Bicchiere. If you’re not in the mood to order a bottle of wine, simply ask for “un bicchiere di vino rosso/bianco” and you’ll get a glass of the house red or white.
Bio. The organic movement is very popular in Italy these days – not surprising for a country that takes so much pride in its native produce! The direct translation of organic is biologico, but you’re more likely to just see bio in shops and restaurants.
C’e una specialita della casa? Though they may offer a large menu to please their patrons, many Italian chefs pride themselves on having perfected one or a few dishes, often regional delicacies from their hometown. Ask your waiter for the chef’s specialty if you’re not sure what to order.
Una bottiglia d’acqua frizzante/naturale, per favore. Unlike in American restaurants, you won’t get water in an Italian restaurant unless you ask for it. Ask for a bottle of sparkling (frizzante) or still (naturale) water when you sit down if you want to stay hydrated.

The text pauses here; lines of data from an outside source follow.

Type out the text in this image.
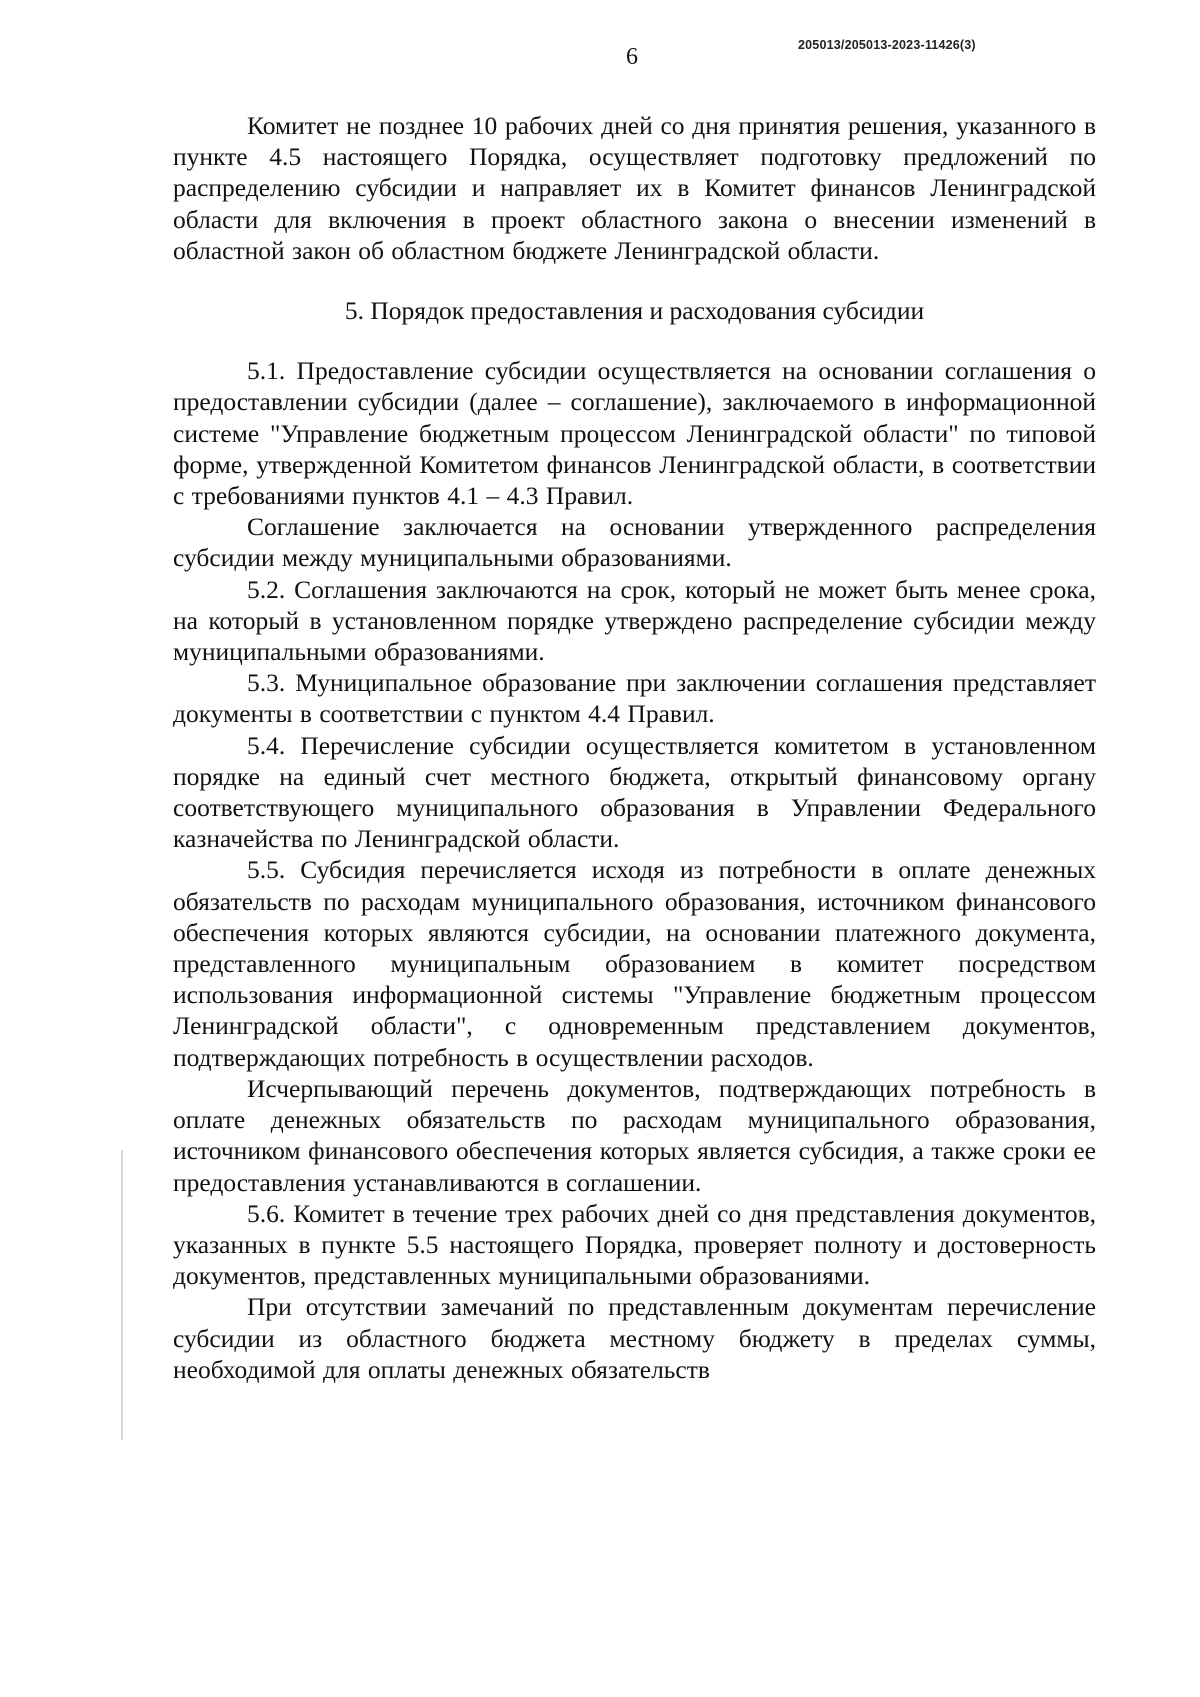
205013/205013-2023-11426(3)
6

Комитет не позднее 10 рабочих дней со дня принятия решения, указанного в пункте 4.5 настоящего Порядка, осуществляет подготовку предложений по распределению субсидии и направляет их в Комитет финансов Ленинградской области для включения в проект областного закона о внесении изменений в областной закон об областном бюджете Ленинградской области.

5. Порядок предоставления и расходования субсидии

5.1. Предоставление субсидии осуществляется на основании соглашения о предоставлении субсидии (далее – соглашение), заключаемого в информационной системе "Управление бюджетным процессом Ленинградской области" по типовой форме, утвержденной Комитетом финансов Ленинградской области, в соответствии с требованиями пунктов 4.1 – 4.3 Правил.

Соглашение заключается на основании утвержденного распределения субсидии между муниципальными образованиями.

5.2. Соглашения заключаются на срок, который не может быть менее срока, на который в установленном порядке утверждено распределение субсидии между муниципальными образованиями.

5.3. Муниципальное образование при заключении соглашения представляет документы в соответствии с пунктом 4.4 Правил.

5.4. Перечисление субсидии осуществляется комитетом в установленном порядке на единый счет местного бюджета, открытый финансовому органу соответствующего муниципального образования в Управлении Федерального казначейства по Ленинградской области.

5.5. Субсидия перечисляется исходя из потребности в оплате денежных обязательств по расходам муниципального образования, источником финансового обеспечения которых являются субсидии, на основании платежного документа, представленного муниципальным образованием в комитет посредством использования информационной системы "Управление бюджетным процессом Ленинградской области", с одновременным представлением документов, подтверждающих потребность в осуществлении расходов.

Исчерпывающий перечень документов, подтверждающих потребность в оплате денежных обязательств по расходам муниципального образования, источником финансового обеспечения которых является субсидия, а также сроки ее предоставления устанавливаются в соглашении.

5.6. Комитет в течение трех рабочих дней со дня представления документов, указанных в пункте 5.5 настоящего Порядка, проверяет полноту и достоверность документов, представленных муниципальными образованиями.

При отсутствии замечаний по представленным документам перечисление субсидии из областного бюджета местному бюджету в пределах суммы, необходимой для оплаты денежных обязательств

Prego. A multipurpose courtesy term that literally means “pray,” you may hear this from a bartender or shopkeeper as a way of saying “how can I help you?,” from a person on the street as they let you pass, or as a final polite word after you’ve said “grazie.”
Quanto costa? All-important when you’re shopping, this is how to ask how much something costs. Don’t worry about deciphering the answer; most shop owners are happy to write the number down for you so you can consider your bargain.
Il conto, per favore. “Check, please!” Italian restaurant owners are not going to rush you out the door, so when you’re ready to pay, you’ll need to ask for the bill.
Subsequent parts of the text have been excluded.